The argument on the right has always been that people should not bemoan extreme inequality as long as America remains the land of opportunity, where anyone who goes to school and works hard can make it. Those of a certain age will remember the 1960s pop hymn to American mobility “Only in America” by Jay and the Americans (who else?). Did anyone question the reality behind these uplifting lyrics? At least for white people?
But now the reality behind mobility promise of America has also hit prime time. The New York Times ran a front page story on the compelling evidence, quite well-known for some time among labor economists (at least progressive ones), that Americans actually have far lower chances of moving up the income ladder than those in other rich countries. Extreme inequality and low social mobility have become definitive of the American social condition, an apparent refutation of the American dream.

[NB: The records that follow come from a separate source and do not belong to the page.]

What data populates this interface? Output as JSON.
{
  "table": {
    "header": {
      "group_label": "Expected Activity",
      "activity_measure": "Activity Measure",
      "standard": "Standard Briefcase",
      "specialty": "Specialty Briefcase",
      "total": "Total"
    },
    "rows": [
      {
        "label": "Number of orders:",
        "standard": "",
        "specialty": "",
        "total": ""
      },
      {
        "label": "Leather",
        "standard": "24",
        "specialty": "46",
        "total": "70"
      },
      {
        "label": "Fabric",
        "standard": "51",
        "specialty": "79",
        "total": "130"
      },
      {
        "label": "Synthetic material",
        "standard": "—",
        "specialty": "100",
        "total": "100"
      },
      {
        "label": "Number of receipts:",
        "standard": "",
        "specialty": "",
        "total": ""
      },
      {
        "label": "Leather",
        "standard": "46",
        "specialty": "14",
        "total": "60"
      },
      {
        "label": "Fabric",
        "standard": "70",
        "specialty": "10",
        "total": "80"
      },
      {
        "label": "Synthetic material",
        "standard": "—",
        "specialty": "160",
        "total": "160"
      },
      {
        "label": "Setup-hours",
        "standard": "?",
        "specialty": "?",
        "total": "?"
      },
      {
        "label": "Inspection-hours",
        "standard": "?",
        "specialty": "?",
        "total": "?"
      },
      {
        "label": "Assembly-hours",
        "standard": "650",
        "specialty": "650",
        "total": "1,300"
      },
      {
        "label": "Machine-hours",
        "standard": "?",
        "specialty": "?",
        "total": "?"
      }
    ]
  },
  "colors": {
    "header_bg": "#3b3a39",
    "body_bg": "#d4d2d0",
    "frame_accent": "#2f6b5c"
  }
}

The latest contribution to a better understanding of inequality as “causing an unhealthy division in opportunities and a threat to economic growth” is a fantastic recent speech at the Center for American Progress by Alan Krueger, Obama’s new Chairman of Economic Advisers. He makes his case with the help of 11 powerful figures, some of which will look familiar to those who have followed recent discussions of inequality, and especially to those who have read earlier Metrics of Protest posts.
Krueger presents what he calls the “Great Gatsby Curve.” The basic message is the mirror-opposite of the conservative “Only in America” mantra about American mobility: extreme inequality is associated with dramatically reduced economic mobility. There is a close correlation across countries between income inequality and income mobility. The Gatsby Curve, reproduced below, shows that those countries with the greatest inequality in the mid-1980s also have the lowest income mobility across generations.
To be more specific, Krueger’s figure shows that in the middle of their working careers, fathers and sons tend to have much closer incomes in countries with the highest income inequality (the UK and US) than in more egalitarian countries (Germany, and especially the Scandinavian countries). The figure also includes Krueger’s projection for the U.S. to 2010, which is based on the relationship shown on the graph (the regression line) together with the increase in the U.S. inequality since 1985. Growing inequality begets class lines increasingly locked in place – a sort of Feudal Capitalism.
This is no accident. As Krueger puts it:
“… because of rising inequality the happenstance of having been born to poor parents makes it harder to climb the ladder of economic success. There is a cost to the economy and society if children from low-income families do not have anything close to the opportunities to develop and use their talents as the more fortunate kin from better off families who can attend better schools, receive college prep tutoring, and draw on a network of family connections in the job market” (p. 6).
So what’s to be done about it? Take a look at Krueger’s conclusion for his proposals and judge for yourself whether these will turn back the inequality tsunami. What can be said with some certainty is that there is no plan (and little concern) on the Republican side.